Haber cumplido con un Ironman y con los ultramaratones de Huasca de Ocampo 100 kilómetros y de las Altas Montañas de 60 kilómetros, celebrados hace algunos meses, son las principales cartas de presentación del exfutbolista profesional, Marco Antonio Haces, quien se ha convertido en uno de los deportistas más destacados del club Trimas y de la región. 

Hoy, a sus 35 años, el orizabeño tiene en mente cumplir con otro Ironman, así como desafiar a circuitos de trail (senderos) de distancias largas, su otra pasión. 


En el futbol 

La vida deportiva de “Quiño”, como también es conocido en el medio, inició a la edad de seis años en la disciplina del futbol. Colegio México y otros equipos a nivel infantil y juvenil fueron defendidos por el zurdo. 


Al profesionalismo

Su sobrada capacidad con el balón, llevó a Marco Antonio a enrolarse a la edad de 17 años con los Once Hermanos de la Tercera División Profesional, equipo con el que incluso pudo llegar a la liguilla, en la que fueron eliminados por Huracán de Tlapacoyan.  


A Segunda

El debut en Segunda División no tardó en llegar para el orizabeño. Fue con los propios Once Hermanos en donde Haces Sánchez debutó en referido circuito: “Haber debutado como profesional en Tercera y Segunda División no era una meta en específico, sino más bien un escalón rumbo a la Primera División”, reveló el deportista, quien tiempos después se enroló con Albinegros, equipo con el que disputó una liguilla en los cuatro años que defendió dicha casaca. 


Se prueba

Pachuca de la Segunda División y el Atlético Mexiquense de la entonces conocida como Primera División A (ahora Liga de Ascenso) fueron los equipos que defendió por corto tiempo el mediocampista orizabeño: “Tuve la oportunidad de probar fortuna con Atlético Mexiquense, pero por diferentes circunstancias no pude quedarme, fue una experiencia agradable”, dijo.


El retiro

Aunque tiempo después Marco Antonio Haces tuvo la oportunidad de probar fortuna en el 2002 con los Albinegros de Orizaba también de la Primera A, equipo dirigido por Antonio Carlos Santos, al final de cuentas no pudo consagrarse por diferentes circunstancias, entre ellas, que dicho equipo emigró a Tabasco, seis meses después de haber llegado a esta ciudad. 

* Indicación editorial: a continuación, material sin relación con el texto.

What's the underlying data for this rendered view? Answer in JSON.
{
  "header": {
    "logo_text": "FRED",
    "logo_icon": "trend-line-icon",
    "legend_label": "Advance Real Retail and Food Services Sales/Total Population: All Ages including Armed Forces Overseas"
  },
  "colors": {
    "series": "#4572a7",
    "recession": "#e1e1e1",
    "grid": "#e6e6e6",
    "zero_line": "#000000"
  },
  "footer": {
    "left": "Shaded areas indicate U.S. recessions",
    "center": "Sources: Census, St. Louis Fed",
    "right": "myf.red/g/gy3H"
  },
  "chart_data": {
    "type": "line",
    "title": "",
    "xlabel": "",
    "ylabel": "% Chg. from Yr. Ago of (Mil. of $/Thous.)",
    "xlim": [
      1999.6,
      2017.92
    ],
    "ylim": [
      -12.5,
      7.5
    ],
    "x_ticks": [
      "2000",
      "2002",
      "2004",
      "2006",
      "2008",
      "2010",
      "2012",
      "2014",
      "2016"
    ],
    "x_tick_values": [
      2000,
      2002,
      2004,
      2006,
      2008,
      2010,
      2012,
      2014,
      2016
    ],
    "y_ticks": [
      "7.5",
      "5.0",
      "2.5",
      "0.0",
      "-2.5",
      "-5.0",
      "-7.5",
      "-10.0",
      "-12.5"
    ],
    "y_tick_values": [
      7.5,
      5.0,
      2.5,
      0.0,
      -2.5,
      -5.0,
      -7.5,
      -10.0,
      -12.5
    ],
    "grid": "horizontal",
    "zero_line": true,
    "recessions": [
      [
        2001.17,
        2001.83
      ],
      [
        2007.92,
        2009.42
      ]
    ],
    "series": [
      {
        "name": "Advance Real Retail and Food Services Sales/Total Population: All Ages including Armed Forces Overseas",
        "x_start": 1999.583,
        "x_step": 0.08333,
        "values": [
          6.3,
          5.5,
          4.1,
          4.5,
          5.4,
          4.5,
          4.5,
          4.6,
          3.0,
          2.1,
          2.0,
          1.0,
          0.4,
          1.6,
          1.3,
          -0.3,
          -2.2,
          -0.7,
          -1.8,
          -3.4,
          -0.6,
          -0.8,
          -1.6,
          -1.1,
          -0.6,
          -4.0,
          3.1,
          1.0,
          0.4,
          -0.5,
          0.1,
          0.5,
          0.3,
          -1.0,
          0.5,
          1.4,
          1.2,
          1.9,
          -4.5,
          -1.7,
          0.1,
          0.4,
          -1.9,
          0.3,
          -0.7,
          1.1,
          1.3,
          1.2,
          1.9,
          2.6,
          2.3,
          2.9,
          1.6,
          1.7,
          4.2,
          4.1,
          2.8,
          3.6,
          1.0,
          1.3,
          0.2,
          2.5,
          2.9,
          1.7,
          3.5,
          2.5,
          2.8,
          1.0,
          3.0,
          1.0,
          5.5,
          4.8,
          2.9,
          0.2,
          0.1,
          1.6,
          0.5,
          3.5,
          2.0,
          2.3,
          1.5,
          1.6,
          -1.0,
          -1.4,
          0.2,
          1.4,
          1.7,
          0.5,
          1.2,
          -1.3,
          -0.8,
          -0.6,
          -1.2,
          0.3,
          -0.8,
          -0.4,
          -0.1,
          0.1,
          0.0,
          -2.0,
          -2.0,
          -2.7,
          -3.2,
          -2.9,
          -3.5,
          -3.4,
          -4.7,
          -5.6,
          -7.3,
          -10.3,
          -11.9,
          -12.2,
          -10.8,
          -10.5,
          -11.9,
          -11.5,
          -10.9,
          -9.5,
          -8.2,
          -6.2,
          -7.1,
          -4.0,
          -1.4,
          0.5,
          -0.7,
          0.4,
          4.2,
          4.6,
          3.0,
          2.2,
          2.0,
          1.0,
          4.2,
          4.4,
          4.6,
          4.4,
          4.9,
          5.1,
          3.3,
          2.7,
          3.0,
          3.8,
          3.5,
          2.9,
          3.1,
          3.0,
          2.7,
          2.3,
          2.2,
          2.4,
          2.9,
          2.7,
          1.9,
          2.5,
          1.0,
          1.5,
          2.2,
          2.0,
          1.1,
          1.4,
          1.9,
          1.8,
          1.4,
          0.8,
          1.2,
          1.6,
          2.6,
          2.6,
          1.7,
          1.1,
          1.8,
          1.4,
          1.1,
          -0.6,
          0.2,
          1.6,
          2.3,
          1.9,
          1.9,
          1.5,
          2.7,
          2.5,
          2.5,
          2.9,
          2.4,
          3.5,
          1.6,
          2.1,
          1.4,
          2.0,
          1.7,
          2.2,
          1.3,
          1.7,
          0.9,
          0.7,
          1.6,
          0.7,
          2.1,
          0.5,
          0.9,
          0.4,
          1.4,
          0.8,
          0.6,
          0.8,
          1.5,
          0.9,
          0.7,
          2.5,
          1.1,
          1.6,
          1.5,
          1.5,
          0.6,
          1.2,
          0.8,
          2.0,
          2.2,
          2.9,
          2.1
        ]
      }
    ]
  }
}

Los Guerreros de Tlaxcala del mismo circuito fue otro equipo en el que “Quiño” probó fortuna: “No pude consolidarme a pesar de haberlo intentado, por lo que decidí retirarme. Aún así el futbol me dejó grandes enseñanzas y valores, fue un ciclo muy bueno que conservo en mí”. 


Al amateur 

El “gusanito” del futbol no quedaría allí, ya que después de su retiro como profesional, “Quiño” se involucró con equipos a nivel amateur, aunque el destino le jugó una mala pasada debido a una lesión que sufrió en su rodilla derecha. 

Al atletismo 

Aunque médicamente Marco Antonio tenía que ser intervenido quirúrgicamente, el atleta decidió no hacerlo. A pesar de la severa lesión por la ruptura del ligamiento cruzado en su rodilla, “Quiño” inició a correr con el club Xtreme Runners.


Retos 

El Maratón de Monterrey del 2010 fue el principal reto que superó Haces Sánchez a pesar de su lesión.

El orizabeño culminó la desgastante prueba en un tiempo de tres horas con 29 minutos: “Fue una experiencia nueva haber corrido el Maratón, no dimensionaba la ’friega’ que pasas cuando corres esta distancia, pero afortunadamente pude superarla”, comentó. 

El Maratón de Chicago en el año 2012 también fue superado por el triatleta, quien un año después afrontó por segunda ocasión el Maratón Internacional de la Ciudad de México.

 

Ultramaratón

Para el 2013, Marco Antonio afrontó los 63 kilómetros de los Cañones, prueba que lo marcó de por vida: “Haber corrido los  63 kilómetros en la naturaleza fue una experiencia inigualable por todo lo que lo rodea”. 

Un año después, el orizabeño afrontó los 100 kilómetros del Ultra Trail de Huasca de Ocampo, reto que cumplió sin ningún problema. 

El Ultra Maratón de las Altas Montañas de 60 kilómetros celebrado este año, también fue otro de las distancias largas que superó el atleta. 


El Ironman

Para el 2015, Marco Antonio, desafió a las condiciones físicas y psicológicas de su organismo al medirse al Ironman de Cozumel, que culminó en un tiempo de 11 horas: “Es lo mejor que me pasado en mi vida”, dijo a manera de conclusión.